Decimal Representation Of Rational Numbers

Decimal Representation Of  Rational Numbers

Decimal Representation of Rational Numbers

We can get the decimal representation of the rational number \(\frac {p} {q}\) by long division method. 
When we divide p and q using long division method either the remainder becomes zero or the remainder never becomes zero.

Case (i) (Remainder = 0)
Ex :  \( \frac{7} {{16}} = 0.4375\)
Were we observe that the remainder becomes zero after a few steps i.e., decimal expansion of  \(\frac {7} {16}\) terminates 
Ex : \( \frac{1} {2} = 0.5, - \frac{8} {{25}} = - 0.32\) etc

Terminating Decimal :
When the decimal expansion of  \(\frac {p} {q}\),\(q\ne0\)  terminates (i.e., comes to an end), the decimal expansion is called terminating.
Case 2 : (Remainder \(\ne0\))
Ex : \( \frac{5} {{11}} = 0.4545......,\frac{7} {6} = 1.1666.......\)
Hence, we observe that the remainder never becomes zero.
In dividing, we note that the remainders repeat after some steps. So, we have a repeating (recurring) block of digits in the quotient.
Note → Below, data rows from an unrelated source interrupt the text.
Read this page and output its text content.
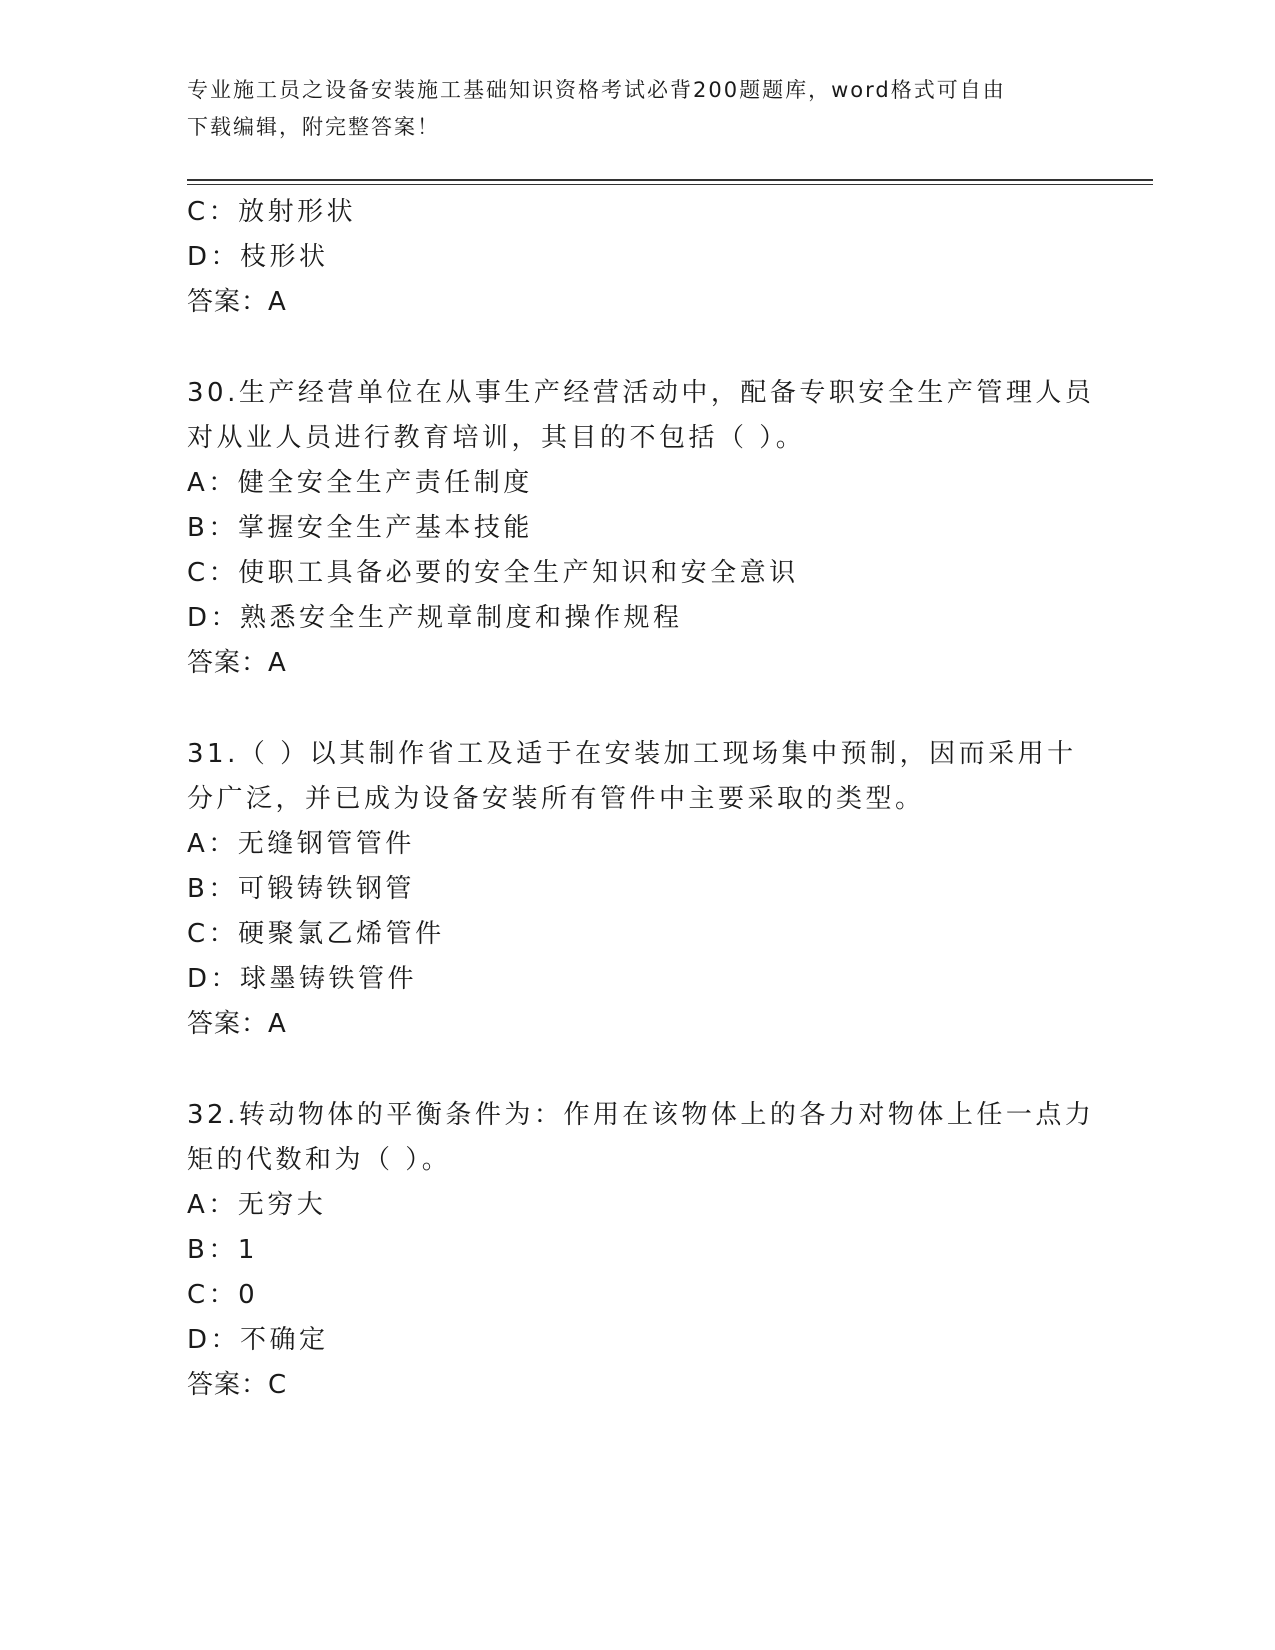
专业施工员之设备安装施工基础知识资格考试必背200题题库，word格式可自由
下载编辑，附完整答案！
C：放射形状
D：枝形状
答案：A
30.生产经营单位在从事生产经营活动中，配备专职安全生产管理人员
对从业人员进行教育培训，其目的不包括（ ）。
A：健全安全生产责任制度
B：掌握安全生产基本技能
C：使职工具备必要的安全生产知识和安全意识
D：熟悉安全生产规章制度和操作规程
答案：A
31.（ ）以其制作省工及适于在安装加工现场集中预制，因而采用十
分广泛，并已成为设备安装所有管件中主要采取的类型。
A：无缝钢管管件
B：可锻铸铁钢管
C：硬聚氯乙烯管件
D：球墨铸铁管件
答案：A
32.转动物体的平衡条件为：作用在该物体上的各力对物体上任一点力
矩的代数和为（ ）。
A：无穷大
B：1
C：0
D：不确定
答案：C
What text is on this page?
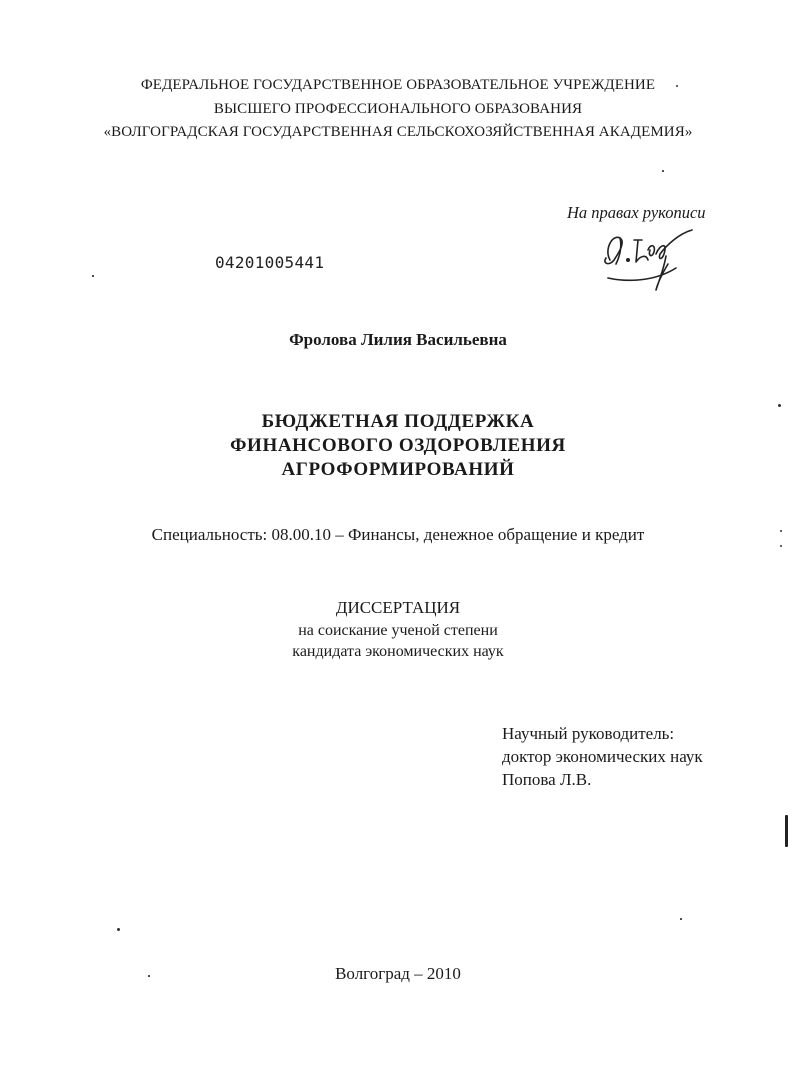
ФЕДЕРАЛЬНОЕ ГОСУДАРСТВЕННОЕ ОБРАЗОВАТЕЛЬНОЕ УЧРЕЖДЕНИЕ
ВЫСШЕГО ПРОФЕССИОНАЛЬНОГО ОБРАЗОВАНИЯ
«ВОЛГОГРАДСКАЯ ГОСУДАРСТВЕННАЯ СЕЛЬСКОХОЗЯЙСТВЕННАЯ АКАДЕМИЯ»
На правах рукописи
04201005441
Фролова Лилия Васильевна
БЮДЖЕТНАЯ ПОДДЕРЖКА
ФИНАНСОВОГО ОЗДОРОВЛЕНИЯ
АГРОФОРМИРОВАНИЙ
Специальность: 08.00.10 – Финансы, денежное обращение и кредит
ДИССЕРТАЦИЯ
на соискание ученой степени
кандидата экономических наук
Научный руководитель:
доктор экономических наук
Попова Л.В.
Волгоград – 2010
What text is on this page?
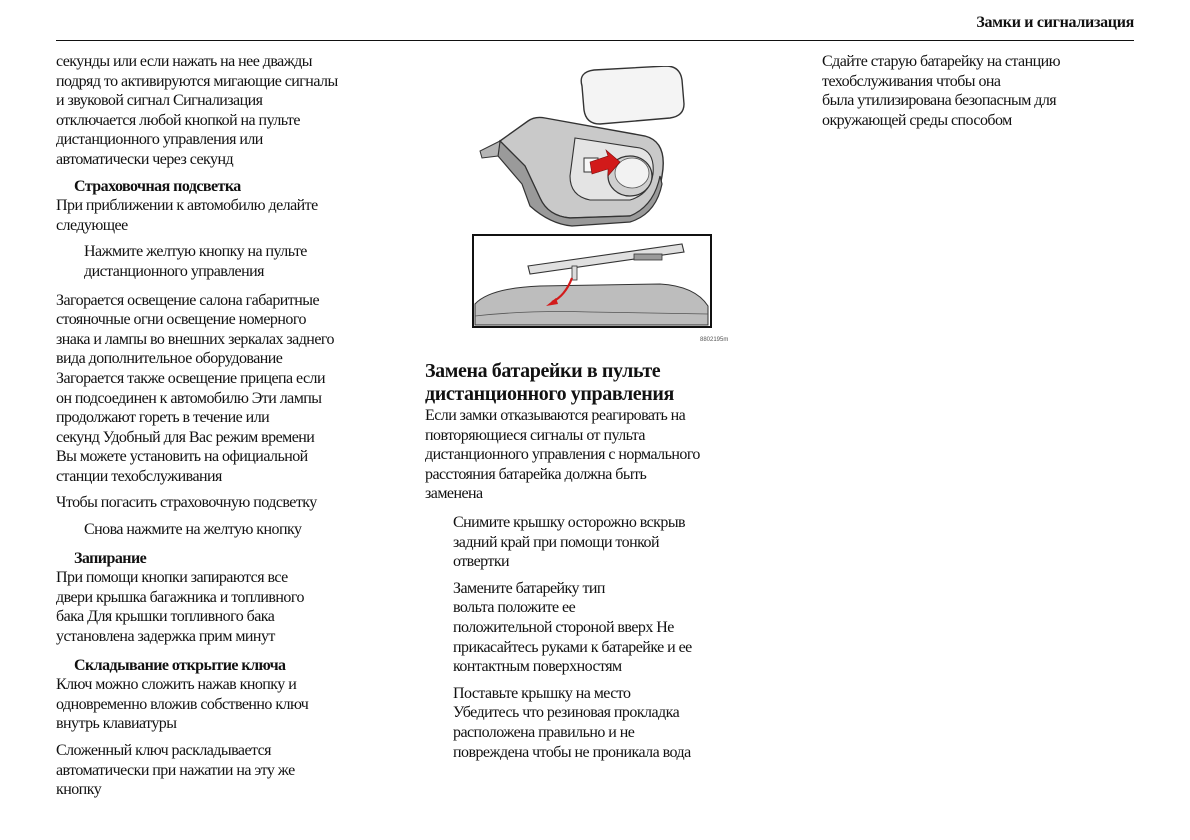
Замки и сигнализация

секунды или если нажать на нее дважды
подряд то активируются мигающие сигналы
и звуковой сигнал Сигнализация
отключается любой кнопкой на пульте
дистанционного управления или
автоматически через секунд

Страховочная подсветка

При приближении к автомобилю делайте
следующее

Нажмите желтую кнопку на пульте
дистанционного управления

Загорается освещение салона габаритные
стояночные огни освещение номерного
знака и лампы во внешних зеркалах заднего
вида дополнительное оборудование
Загорается также освещение прицепа если
он подсоединен к автомобилю Эти лампы
продолжают гореть в течение или
секунд Удобный для Вас режим времени
Вы можете установить на официальной
станции техобслуживания

Чтобы погасить страховочную подсветку

Снова нажмите на желтую кнопку

Запирание

При помощи кнопки запираются все
двери крышка багажника и топливного
бака Для крышки топливного бака
установлена задержка прим минут

Складывание открытие ключа

Ключ можно сложить нажав кнопку и
одновременно вложив собственно ключ
внутрь клавиатуры

Сложенный ключ раскладывается
автоматически при нажатии на эту же
кнопку

8802195m

Замена батарейки в пульте
дистанционного управления

Если замки отказываются реагировать на
повторяющиеся сигналы от пульта
дистанционного управления с нормального
расстояния батарейка должна быть
заменена

Снимите крышку осторожно вскрыв
задний край при помощи тонкой
отвертки

Замените батарейку тип
вольта положите ее
положительной стороной вверх Не
прикасайтесь руками к батарейке и ее
контактным поверхностям

Поставьте крышку на место
Убедитесь что резиновая прокладка
расположена правильно и не
повреждена чтобы не проникала вода

Сдайте старую батарейку на станцию
техобслуживания чтобы она
была утилизирована безопасным для
окружающей среды способом
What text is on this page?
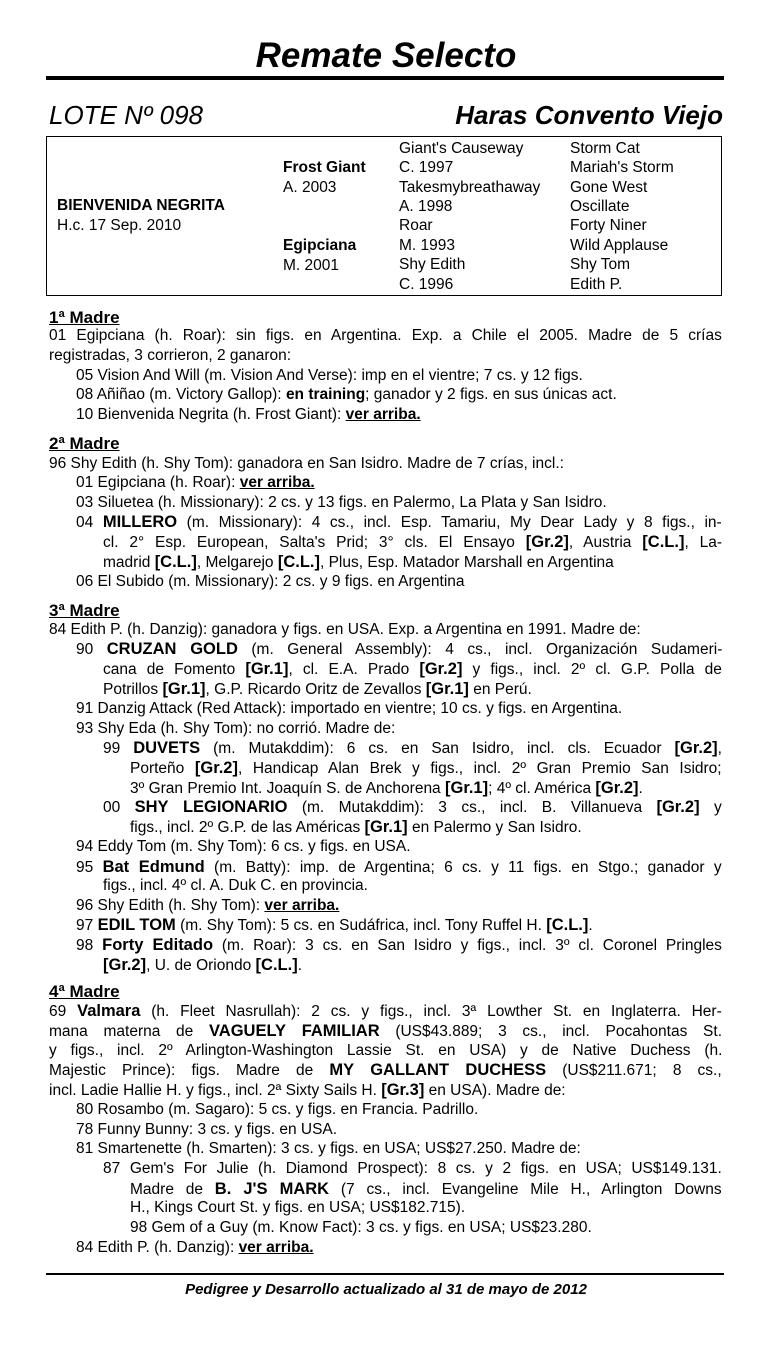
Remate Selecto
LOTE Nº 098	Haras Convento Viejo
BIENVENIDA NEGRITA
H.c. 17 Sep. 2010
Frost Giant
A. 2003
Egipciana
M. 2001
Giant's Causeway
C. 1997
Takesmybreathaway
A. 1998
Roar
M. 1993
Shy Edith
C. 1996
Storm Cat
Mariah's Storm
Gone West
Oscillate
Forty Niner
Wild Applause
Shy Tom
Edith P.
1ª Madre
2ª Madre
3ª Madre
4ª Madre
01 Egipciana (h. Roar): sin figs. en Argentina. Exp. a Chile el 2005. Madre de 5 crías
registradas, 3 corrieron, 2 ganaron:
05 Vision And Will (m. Vision And Verse): imp en el vientre; 7 cs. y 12 figs.
08 Añiñao (m. Victory Gallop): en training; ganador y 2 figs. en sus únicas act.
10 Bienvenida Negrita (h. Frost Giant): ver arriba.
96 Shy Edith (h. Shy Tom): ganadora en San Isidro. Madre de 7 crías, incl.:
01 Egipciana (h. Roar): ver arriba.
03 Siluetea (h. Missionary): 2 cs. y 13 figs. en Palermo, La Plata y San Isidro.
04 MILLERO (m. Missionary): 4 cs., incl. Esp. Tamariu, My Dear Lady y 8 figs., in-
cl. 2° Esp. European, Salta's Prid; 3° cls. El Ensayo [Gr.2], Austria [C.L.], La-
madrid [C.L.], Melgarejo [C.L.], Plus, Esp. Matador Marshall en Argentina
06 El Subido (m. Missionary): 2 cs. y 9 figs. en Argentina
84 Edith P. (h. Danzig): ganadora y figs. en USA. Exp. a Argentina en 1991. Madre de:
90 CRUZAN GOLD (m. General Assembly): 4 cs., incl. Organización Sudameri-
cana de Fomento [Gr.1], cl. E.A. Prado [Gr.2] y figs., incl. 2º cl. G.P. Polla de
Potrillos [Gr.1], G.P. Ricardo Oritz de Zevallos [Gr.1] en Perú.
91 Danzig Attack (Red Attack): importado en vientre; 10 cs. y figs. en Argentina.
93 Shy Eda (h. Shy Tom): no corrió. Madre de:
99 DUVETS (m. Mutakddim): 6 cs. en San Isidro, incl. cls. Ecuador [Gr.2],
Porteño [Gr.2], Handicap Alan Brek y figs., incl. 2º Gran Premio San Isidro;
3º Gran Premio Int. Joaquín S. de Anchorena [Gr.1]; 4º cl. América [Gr.2].
00 SHY LEGIONARIO (m. Mutakddim): 3 cs., incl. B. Villanueva [Gr.2] y
figs., incl. 2º G.P. de las Américas [Gr.1] en Palermo y San Isidro.
94 Eddy Tom (m. Shy Tom): 6 cs. y figs. en USA.
95 Bat Edmund (m. Batty): imp. de Argentina; 6 cs. y 11 figs. en Stgo.; ganador y
figs., incl. 4º cl. A. Duk C. en provincia.
96 Shy Edith (h. Shy Tom): ver arriba.
97 EDIL TOM (m. Shy Tom): 5 cs. en Sudáfrica, incl. Tony Ruffel H. [C.L.].
98 Forty Editado (m. Roar): 3 cs. en San Isidro y figs., incl. 3º cl. Coronel Pringles
[Gr.2], U. de Oriondo [C.L.].
69 Valmara (h. Fleet Nasrullah): 2 cs. y figs., incl. 3ª Lowther St. en Inglaterra. Her-
mana materna de VAGUELY FAMILIAR (US$43.889; 3 cs., incl. Pocahontas St.
y figs., incl. 2º Arlington-Washington Lassie St. en USA) y de Native Duchess (h.
Majestic Prince): figs. Madre de MY GALLANT DUCHESS (US$211.671; 8 cs.,
incl. Ladie Hallie H. y figs., incl. 2ª Sixty Sails H. [Gr.3] en USA). Madre de:
80 Rosambo (m. Sagaro): 5 cs. y figs. en Francia. Padrillo.
78 Funny Bunny: 3 cs. y figs. en USA.
81 Smartenette (h. Smarten): 3 cs. y figs. en USA; US$27.250. Madre de:
87 Gem's For Julie (h. Diamond Prospect): 8 cs. y 2 figs. en USA; US$149.131.
Madre de B. J'S MARK (7 cs., incl. Evangeline Mile H., Arlington Downs
H., Kings Court St. y figs. en USA; US$182.715).
98 Gem of a Guy (m. Know Fact): 3 cs. y figs. en USA; US$23.280.
84 Edith P. (h. Danzig): ver arriba.
Pedigree y Desarrollo actualizado al 31 de mayo de 2012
Non-terminating and recurring decimal: 
In the decimal expansion of \( \frac{p} {q},q \ne 0\) when the remainder never becomes zero, we have a repeating (recurring) block of digits in the quotient. This decimal expansion is called non
terminating and recurring.
To simplify the notation, we place a bar over the first block of the repeating (recurring) part & neglect remaining.
                  \( \therefore \frac{5} {{11}} = 0.\overline {45} ,\frac{7} {6} = 1.1\overline 6 \)             
Thus, a rational number can be expressed by either a terminating or a non terminating and recurring (repeating) decimal expansion.

The converse of this statement is also true.